For larger applications, compose extensions hierarchically:
public static class AppServiceCollectionExtensions
{
public static IServiceCollection AddAppServices(this IServiceCollection services)
{
return services
.AddDomainServices()
.AddInfrastructureServices()
.AddApiServices();
}
}
public static class DomainServiceCollectionExtensions
{
public static IServiceCollection AddDomainServices(this IServiceCollection services)
{
return services
.AddUserServices()
.AddOrderServices()
.AddProductServices();
}
}
The same pattern works for Akka.NET actor configuration:
public static class OrderActorExtensions
{
public static AkkaConfigurationBuilder AddOrderActors(
this AkkaConfigurationBuilder builder)
{
return builder
.WithActors((system, registry, resolver) =>
{
var orderProps = resolver.Props<OrderActor>();
var orderRef = system.ActorOf(orderProps, "orders");
registry.Register<OrderActor>(orderRef);
});
}<Make data-driven prioritization decisions faster
Draft PRDs, status updates, and stakeholder presentations
Example
Create executive summary of Q3 roadmap, monthly progress report, feature launch announcement
Save 3-5 hours/week on communication overhead
Prerequisites
Time Estimate
30-60 minutes to see productivity improvements
Steps
Common Pitfalls
✓ Do
✗ Don't
💡 Pro Tips
✓ Use when
Use for user story writing, competitive research, roadmap prioritization, stakeholder communication, and PRD drafting. Best for reducing repetitive documentation and research work.
✗ Avoid when
Avoid for strategic product vision (requires deep customer empathy), pricing decisions (needs market and financial expertise), or when face-to-face customer discovery is more valuable than speed.
mattpocock/skills
parcadei/continuous-claude-v3
cursor/plugins
ailabs-393/ai-labs-claude-skills
pproenca/dot-skills
mattpocock/skills
dependency-injection-patterns reduced setup friction for our internal harness; good balance of opinion and flexibility.
dependency-injection-patterns reduced setup friction for our internal harness; good balance of opinion and flexibility.
We added dependency-injection-patterns from the explainx registry; install was straightforward and the SKILL.md answered most questions upfront.
dependency-injection-patterns is among the better-maintained entries we tried; worth keeping pinned for repeat workflows.
I recommend dependency-injection-patterns for anyone iterating fast on agent tooling; clear intent and a small, reviewable surface area.
I recommend dependency-injection-patterns for anyone iterating fast on agent tooling; clear intent and a small, reviewable surface area.
Solid pick for teams standardizing on skills: dependency-injection-patterns is focused, and the summary matches what you get after install.
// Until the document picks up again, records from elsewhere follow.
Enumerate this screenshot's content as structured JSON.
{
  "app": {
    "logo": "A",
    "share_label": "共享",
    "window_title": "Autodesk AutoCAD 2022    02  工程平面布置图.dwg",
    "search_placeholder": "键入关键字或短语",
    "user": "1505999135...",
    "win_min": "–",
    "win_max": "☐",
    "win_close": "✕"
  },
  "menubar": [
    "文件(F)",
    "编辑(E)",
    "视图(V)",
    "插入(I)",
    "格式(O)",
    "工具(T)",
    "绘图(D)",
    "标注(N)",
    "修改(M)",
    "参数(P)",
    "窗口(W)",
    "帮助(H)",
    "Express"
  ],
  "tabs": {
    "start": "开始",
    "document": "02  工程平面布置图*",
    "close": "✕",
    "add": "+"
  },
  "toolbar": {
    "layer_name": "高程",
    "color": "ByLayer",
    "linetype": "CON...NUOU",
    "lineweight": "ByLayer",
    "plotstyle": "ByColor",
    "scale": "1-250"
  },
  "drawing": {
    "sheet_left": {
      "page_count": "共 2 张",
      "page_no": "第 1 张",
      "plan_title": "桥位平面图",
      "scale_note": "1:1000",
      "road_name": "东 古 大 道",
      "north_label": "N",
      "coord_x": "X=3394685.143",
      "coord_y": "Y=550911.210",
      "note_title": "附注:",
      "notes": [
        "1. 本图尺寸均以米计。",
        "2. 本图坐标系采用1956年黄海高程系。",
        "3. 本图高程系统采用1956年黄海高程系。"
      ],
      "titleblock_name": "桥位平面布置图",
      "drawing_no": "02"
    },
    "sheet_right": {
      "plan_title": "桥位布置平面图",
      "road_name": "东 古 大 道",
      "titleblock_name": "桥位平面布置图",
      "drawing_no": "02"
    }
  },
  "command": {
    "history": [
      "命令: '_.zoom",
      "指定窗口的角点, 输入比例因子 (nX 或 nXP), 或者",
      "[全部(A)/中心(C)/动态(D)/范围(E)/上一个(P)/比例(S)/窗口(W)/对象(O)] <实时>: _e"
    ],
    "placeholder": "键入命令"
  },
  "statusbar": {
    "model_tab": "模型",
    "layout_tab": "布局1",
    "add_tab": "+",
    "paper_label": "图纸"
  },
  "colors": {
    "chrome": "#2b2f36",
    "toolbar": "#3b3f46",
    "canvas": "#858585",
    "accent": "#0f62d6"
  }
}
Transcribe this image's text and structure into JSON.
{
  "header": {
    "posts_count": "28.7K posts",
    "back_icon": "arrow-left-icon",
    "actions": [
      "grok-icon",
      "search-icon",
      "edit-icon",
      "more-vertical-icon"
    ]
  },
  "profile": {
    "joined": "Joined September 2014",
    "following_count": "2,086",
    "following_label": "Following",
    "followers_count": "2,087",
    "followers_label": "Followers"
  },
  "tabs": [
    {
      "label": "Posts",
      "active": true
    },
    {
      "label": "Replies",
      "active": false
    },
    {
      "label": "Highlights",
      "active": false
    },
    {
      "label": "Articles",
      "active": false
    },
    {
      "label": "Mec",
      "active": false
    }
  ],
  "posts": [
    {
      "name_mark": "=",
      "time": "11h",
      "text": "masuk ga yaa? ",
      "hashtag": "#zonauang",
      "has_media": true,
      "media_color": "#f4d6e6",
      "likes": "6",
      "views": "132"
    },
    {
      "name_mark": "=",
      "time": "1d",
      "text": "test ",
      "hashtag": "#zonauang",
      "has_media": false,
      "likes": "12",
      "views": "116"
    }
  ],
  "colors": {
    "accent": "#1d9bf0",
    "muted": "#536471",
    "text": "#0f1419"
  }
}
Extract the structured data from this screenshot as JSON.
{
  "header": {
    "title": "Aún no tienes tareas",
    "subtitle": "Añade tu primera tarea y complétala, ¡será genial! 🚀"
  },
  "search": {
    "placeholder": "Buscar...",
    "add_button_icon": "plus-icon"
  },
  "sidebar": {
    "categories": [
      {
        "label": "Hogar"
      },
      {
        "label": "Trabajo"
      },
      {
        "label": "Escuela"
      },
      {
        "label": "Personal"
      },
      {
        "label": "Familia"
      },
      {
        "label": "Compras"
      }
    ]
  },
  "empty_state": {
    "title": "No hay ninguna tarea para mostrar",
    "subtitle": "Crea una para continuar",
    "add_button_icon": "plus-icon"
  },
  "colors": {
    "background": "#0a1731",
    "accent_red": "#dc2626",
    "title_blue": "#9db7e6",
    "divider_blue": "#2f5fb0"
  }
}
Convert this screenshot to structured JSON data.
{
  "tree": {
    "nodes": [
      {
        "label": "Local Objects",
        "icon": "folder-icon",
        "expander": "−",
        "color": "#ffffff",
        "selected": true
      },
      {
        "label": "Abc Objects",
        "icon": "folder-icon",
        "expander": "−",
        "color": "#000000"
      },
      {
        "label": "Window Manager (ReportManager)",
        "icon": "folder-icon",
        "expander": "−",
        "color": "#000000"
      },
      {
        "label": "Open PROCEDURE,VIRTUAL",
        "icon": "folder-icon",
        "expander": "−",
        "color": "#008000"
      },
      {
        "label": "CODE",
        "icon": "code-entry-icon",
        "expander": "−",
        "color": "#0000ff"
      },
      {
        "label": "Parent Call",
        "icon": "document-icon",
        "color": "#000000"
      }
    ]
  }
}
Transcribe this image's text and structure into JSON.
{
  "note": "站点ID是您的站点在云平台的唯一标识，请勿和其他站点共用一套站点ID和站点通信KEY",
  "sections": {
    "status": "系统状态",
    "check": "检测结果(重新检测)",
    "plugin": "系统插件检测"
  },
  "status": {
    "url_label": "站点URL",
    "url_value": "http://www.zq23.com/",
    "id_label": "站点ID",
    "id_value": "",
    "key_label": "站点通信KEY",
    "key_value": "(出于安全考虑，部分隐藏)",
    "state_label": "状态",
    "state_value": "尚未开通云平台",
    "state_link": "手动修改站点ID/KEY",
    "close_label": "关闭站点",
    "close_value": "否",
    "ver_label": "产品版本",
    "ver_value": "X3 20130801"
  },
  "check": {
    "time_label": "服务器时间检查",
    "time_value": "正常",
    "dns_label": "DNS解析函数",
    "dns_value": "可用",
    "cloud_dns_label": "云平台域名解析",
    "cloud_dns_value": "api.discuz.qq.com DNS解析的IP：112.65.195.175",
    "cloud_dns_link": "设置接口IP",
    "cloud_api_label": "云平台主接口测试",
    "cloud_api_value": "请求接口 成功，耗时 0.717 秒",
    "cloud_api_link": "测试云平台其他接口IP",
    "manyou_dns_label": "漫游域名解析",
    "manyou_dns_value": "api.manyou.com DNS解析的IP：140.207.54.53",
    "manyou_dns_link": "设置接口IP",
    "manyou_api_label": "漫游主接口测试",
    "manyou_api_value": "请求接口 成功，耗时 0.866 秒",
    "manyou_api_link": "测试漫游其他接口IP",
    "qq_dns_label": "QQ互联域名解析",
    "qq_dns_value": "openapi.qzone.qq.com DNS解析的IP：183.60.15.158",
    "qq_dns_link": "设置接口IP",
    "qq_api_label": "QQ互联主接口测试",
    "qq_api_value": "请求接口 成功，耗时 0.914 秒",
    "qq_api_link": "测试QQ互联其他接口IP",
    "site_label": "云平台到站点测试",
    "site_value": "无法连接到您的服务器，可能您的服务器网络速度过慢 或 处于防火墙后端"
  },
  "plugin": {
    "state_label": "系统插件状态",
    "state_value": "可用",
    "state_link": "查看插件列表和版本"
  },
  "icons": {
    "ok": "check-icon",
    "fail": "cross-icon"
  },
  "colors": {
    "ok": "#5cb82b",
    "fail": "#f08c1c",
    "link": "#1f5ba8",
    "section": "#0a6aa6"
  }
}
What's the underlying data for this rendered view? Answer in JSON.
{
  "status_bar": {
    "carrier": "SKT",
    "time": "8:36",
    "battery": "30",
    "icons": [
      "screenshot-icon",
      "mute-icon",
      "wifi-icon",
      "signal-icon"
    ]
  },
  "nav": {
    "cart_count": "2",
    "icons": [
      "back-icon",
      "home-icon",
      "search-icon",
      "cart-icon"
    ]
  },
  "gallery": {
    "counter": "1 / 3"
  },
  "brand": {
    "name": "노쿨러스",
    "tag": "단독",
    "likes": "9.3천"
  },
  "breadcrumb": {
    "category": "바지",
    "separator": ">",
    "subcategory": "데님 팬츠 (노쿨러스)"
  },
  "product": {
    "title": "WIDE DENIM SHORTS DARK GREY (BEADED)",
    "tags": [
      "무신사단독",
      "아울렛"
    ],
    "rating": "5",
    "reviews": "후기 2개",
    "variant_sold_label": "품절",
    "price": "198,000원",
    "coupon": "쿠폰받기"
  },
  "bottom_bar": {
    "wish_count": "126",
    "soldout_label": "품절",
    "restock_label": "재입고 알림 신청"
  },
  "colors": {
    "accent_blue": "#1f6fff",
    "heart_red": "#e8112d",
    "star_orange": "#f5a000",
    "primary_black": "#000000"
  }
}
dependency-injection-patterns has been reliable in day-to-day use. Documentation quality is above average for community skills.
Useful defaults in dependency-injection-patterns — fewer surprises than typical one-off scripts, and it plays nicely with `npx skills` flows.
Useful defaults in dependency-injection-patterns — fewer surprises than typical one-off scripts, and it plays nicely with `npx skills` flows.